They fuck you up, your Mum and Dad. They don’t mean to, but they do. They fill you with the faults they had, And add some extra, just for you.
So sayeth the bard Philip Larkin, and he was surely talking about The Savages. Emotionally damaged, self-destructive and increasingly estranged, brother and sister Jon and Wendy Savage receive a call that their senile father has lost his home as well as his fragile mind. They now have to adjust to caring for a man who, if their stories can be gleaned from the snippets of information made available to us, wasn’t a particularly nice human being in the first place, and is even less amenable now he’s smearing his feces on the walls.

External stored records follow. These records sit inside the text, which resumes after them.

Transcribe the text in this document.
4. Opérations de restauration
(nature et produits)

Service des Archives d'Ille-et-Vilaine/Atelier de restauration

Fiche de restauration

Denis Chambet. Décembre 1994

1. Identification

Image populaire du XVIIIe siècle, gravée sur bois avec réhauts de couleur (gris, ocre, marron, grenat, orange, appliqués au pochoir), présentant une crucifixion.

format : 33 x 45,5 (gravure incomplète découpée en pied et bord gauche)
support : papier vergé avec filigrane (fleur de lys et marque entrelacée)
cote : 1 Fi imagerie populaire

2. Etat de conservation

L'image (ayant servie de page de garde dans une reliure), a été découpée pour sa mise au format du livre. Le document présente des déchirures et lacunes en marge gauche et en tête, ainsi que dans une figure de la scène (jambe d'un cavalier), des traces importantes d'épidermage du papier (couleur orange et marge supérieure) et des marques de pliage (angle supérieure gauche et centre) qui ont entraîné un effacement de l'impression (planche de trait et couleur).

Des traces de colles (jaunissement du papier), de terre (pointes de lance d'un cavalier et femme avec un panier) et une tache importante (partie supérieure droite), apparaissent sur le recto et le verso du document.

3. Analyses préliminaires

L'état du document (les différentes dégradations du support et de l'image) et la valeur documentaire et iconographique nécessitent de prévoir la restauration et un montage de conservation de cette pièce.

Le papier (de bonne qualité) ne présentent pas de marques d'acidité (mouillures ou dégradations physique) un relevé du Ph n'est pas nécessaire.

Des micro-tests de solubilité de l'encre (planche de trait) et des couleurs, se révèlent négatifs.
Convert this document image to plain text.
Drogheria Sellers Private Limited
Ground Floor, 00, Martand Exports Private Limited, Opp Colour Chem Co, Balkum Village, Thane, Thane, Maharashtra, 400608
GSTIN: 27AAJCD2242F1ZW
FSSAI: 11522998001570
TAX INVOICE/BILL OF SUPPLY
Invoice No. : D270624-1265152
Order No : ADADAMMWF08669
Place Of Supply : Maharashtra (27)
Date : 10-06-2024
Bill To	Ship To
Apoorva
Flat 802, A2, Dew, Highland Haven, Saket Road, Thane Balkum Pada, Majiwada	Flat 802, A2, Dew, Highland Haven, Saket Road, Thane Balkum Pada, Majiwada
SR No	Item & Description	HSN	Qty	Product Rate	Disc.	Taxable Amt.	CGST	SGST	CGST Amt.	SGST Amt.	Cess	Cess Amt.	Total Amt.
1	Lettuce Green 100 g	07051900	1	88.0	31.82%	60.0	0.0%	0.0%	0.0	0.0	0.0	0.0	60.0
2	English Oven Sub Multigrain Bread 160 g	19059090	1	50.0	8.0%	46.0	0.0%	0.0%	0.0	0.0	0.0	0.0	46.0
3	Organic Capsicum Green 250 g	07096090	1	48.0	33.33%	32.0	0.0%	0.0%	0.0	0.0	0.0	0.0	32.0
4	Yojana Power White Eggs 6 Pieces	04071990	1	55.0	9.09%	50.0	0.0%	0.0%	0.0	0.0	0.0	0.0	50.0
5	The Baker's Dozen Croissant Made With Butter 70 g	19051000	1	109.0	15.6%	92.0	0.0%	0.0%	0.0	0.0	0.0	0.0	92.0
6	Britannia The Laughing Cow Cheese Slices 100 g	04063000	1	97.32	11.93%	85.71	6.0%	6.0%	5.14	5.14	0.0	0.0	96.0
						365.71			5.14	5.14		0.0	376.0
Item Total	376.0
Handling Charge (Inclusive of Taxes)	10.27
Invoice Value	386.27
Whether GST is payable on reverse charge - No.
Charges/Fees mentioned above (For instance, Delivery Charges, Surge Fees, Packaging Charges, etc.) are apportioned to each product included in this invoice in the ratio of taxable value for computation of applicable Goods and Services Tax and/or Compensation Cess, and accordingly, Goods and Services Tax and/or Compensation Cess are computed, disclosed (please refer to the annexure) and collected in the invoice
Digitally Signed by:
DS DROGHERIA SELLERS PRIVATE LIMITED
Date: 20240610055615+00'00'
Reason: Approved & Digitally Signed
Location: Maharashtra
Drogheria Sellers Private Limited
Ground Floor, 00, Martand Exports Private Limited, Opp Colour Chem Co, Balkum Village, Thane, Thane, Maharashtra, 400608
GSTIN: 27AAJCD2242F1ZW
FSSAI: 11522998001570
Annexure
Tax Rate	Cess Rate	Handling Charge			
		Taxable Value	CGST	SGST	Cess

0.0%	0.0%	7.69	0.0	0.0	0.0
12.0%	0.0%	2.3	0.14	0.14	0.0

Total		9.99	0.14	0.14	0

The story starts in the perky, up-beat perfection of Sun City, Arizona – which turns out to be a purpose built retirement village swathed in permanent sunshine, complete with golf-carts and cheerleaders and perfect, plastic trees (no, really, it is…..) Reminded me of Evelyn Waugh’s The Loved One. Only in America. It then moves to the utter misery of Buffalo, New York in winter. I mean, mental health institutions in Buffalo, New York. In winter. Hell.
Yet, in spite of the resoundingly All-American locations and a story-line that could so easily have teetered on the edges of sentimentality, (another writer-director may have cast Sally Field, for instance, which would have been its death knell) The Savages is not at all mawkish. It’s a true-to-life telling and Phillip Seymour Hoffman and Laura Linney are painfully good to watch. It’s grim, embarrassing, wince-worthy, and touching, but wait til the end for the fat labrador, and you’ll know that all lives can find a road to redemption.